The Black Heart Procession's fourth full-length album marks an ambitious departure, and not just because it's the band's only LP with a proper title (the first three were dubbed 1, 2 and 3). In the past, scenesters seemed unable to breathe the San Diego group's name without dwelling on vocalist and songwriter Pall A. Jenkins' depression, not to mention the dreariness of the music.
With Amore del Tropico, however, the Procession offers a stunning range of styles and moods -- as well as its usual smorgasbord of strange saws, strings and organs. "Did You Wonder" is downright energetic, while "Tropics of Love" and "Broken World" combine Latin percussion with swinging melodies. Songs like "Sympathy Crime" and "The Visitor" suggest that Jenkins and company have been consuming healthy portions of Pink Floyd albums, particularly the oddly compelling Animals.
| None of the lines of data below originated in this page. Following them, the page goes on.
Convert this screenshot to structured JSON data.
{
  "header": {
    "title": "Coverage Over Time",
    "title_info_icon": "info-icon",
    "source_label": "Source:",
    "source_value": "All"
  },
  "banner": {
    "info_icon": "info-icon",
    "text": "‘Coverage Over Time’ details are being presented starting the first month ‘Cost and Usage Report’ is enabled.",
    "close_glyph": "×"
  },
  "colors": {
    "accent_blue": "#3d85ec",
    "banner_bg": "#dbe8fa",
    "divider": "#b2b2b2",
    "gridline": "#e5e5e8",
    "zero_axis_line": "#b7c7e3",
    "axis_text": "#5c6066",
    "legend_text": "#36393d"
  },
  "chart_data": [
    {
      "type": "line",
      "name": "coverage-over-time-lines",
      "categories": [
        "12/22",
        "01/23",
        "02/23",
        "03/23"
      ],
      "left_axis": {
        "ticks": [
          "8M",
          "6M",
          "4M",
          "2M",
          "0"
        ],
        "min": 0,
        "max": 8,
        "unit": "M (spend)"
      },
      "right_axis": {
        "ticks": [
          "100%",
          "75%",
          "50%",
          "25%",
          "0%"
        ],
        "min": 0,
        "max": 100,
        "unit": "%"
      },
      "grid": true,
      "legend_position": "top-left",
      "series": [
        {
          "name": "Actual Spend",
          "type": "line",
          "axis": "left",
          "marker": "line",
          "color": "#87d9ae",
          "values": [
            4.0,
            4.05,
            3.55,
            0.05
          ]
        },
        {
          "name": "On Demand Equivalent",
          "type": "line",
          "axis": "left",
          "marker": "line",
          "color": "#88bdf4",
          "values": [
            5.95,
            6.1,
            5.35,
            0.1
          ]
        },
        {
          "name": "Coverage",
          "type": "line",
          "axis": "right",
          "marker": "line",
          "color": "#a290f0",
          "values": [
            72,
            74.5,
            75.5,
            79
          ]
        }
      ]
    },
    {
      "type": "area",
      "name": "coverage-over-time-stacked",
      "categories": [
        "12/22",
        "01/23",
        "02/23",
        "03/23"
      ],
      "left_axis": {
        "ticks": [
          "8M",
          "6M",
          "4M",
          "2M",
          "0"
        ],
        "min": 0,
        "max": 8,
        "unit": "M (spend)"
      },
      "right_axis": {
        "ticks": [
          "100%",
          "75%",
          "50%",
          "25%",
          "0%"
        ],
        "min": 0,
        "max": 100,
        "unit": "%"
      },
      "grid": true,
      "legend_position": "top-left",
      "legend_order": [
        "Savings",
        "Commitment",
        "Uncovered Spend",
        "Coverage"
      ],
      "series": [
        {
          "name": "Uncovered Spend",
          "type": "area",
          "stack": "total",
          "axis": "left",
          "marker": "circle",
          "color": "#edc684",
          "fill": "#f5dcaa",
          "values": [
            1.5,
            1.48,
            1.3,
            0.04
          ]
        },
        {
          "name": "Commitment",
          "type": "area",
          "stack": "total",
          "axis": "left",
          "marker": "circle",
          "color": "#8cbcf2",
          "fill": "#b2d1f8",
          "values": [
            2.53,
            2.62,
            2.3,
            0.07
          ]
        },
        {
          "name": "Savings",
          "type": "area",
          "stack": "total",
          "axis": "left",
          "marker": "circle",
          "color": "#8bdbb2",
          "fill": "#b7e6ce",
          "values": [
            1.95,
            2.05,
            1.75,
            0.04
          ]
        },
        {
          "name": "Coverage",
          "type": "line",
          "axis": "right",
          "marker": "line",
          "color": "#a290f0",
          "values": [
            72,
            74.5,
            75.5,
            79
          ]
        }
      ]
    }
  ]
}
There's also plenty of vintage BHP gloom. "The Invitation" showcases a spooky piano, while the album's closer, "The One Who Has Disappeared," could stand as sorrowful cowboy music. "A Cry for Love" is a cleverly composed lounge number that's both sultry and mournful. Unfortunately, some of the sadder songs recall past bad habits. The rather monotonous melodies of "Broken World" and "A Sign on the Road" cause the album to drag, and some of Jenkins' lyrics suffer from being too literal. (Naming a song "Tropics of Love" is a bit hokey on its own, but making that phrase one of the song's oft-repeated lines is even more dangerous.)
Still, Amore del Tropico shows an incredible amount of maturation from the Black Heart Procession. On this record, the band finally proves that it's possible to be decidedly morose and highly eclectic.